Everything After Gen 2 Was a Mistake
Somewhere in the App Store, around early 2012, a man named Daniel Burford decided he was going to make some money off the rest of us. He uploaded what was purportedly the Game Boy Yellow edition of Pokémon for 99 cents, let the reviews fill up with five-star testimonials he’d apparently written himself—"Exactly like the original, only better!"—and waited for the wallets to open. Mine would have opened immediately. I love Pokémon. I’d spent an embarrassing hour of my life just calculating the ceiling on what I’d pay for a legitimate version on my phone. Ten euros? Twenty? More, probably.
Burford’s app crashed immediately after the title screen. A man named Faustino Angel left a review that read, in essence: "I want my money back and if I don’t get it I’ll sue the person who made this into the ground. This is pure fraud." Daniel. You had it coming. You and your strange little company called Home of Anime.

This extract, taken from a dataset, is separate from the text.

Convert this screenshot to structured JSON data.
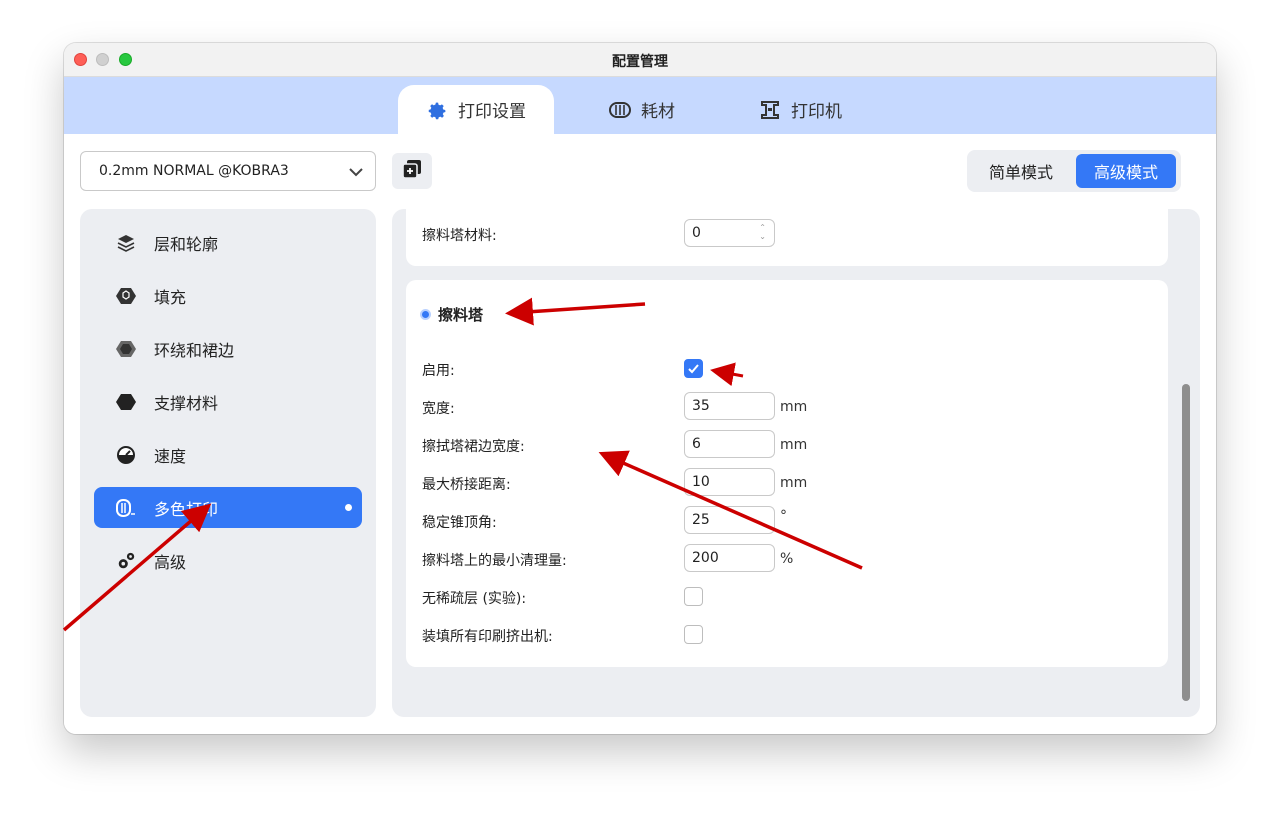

Nintendo then issued a statement: We will continue to fight unauthorized releases of our games, programs, and promotional materials that deceive our fans and make them pay for something that doesn’t meet our quality standards.
Lovely sentiment. Doesn’t solve my problem, which is that I still don’t have a working Pokémon on my phone.
Square did it with Final Fantasy and Chrono Trigger. Rockstar did it with Grand Theft Auto III and Chinatown Wars. Sega did it with Super Monkey Ball and Sonic the Hedgehog. So what’s the hold-up, Nintendo? Be cool for once. Bring Pikachu and the original 250 to my phone—everything after Gen 2 was a mistake and I won’t hear otherwise.
And since we’re already making requests: either full retro 16-bit pixel graphics, or a completely unhinged colorful anime 3D world with fluffy clouds and manga girls with massive tits. No middle ground. I want to build my own character. I want the game to detect nearby players over Bluetooth or Wi-Fi and let us battle on the subway like God intended.
Multiple editions. The Elite Four. Team Rocket. Magikarp. The Great Ball. Viridian City. Missingno, still unexplained. Brock. Misty. Mostly I want to be a pimply teenager again, wasting entire afternoons on a tiny screen, crushing my useless friends at Pokémon and feeling genuinely good about it. Nintendo knows this. They’ve always known. They’re just choosing not to let us have it, which at this point feels personal.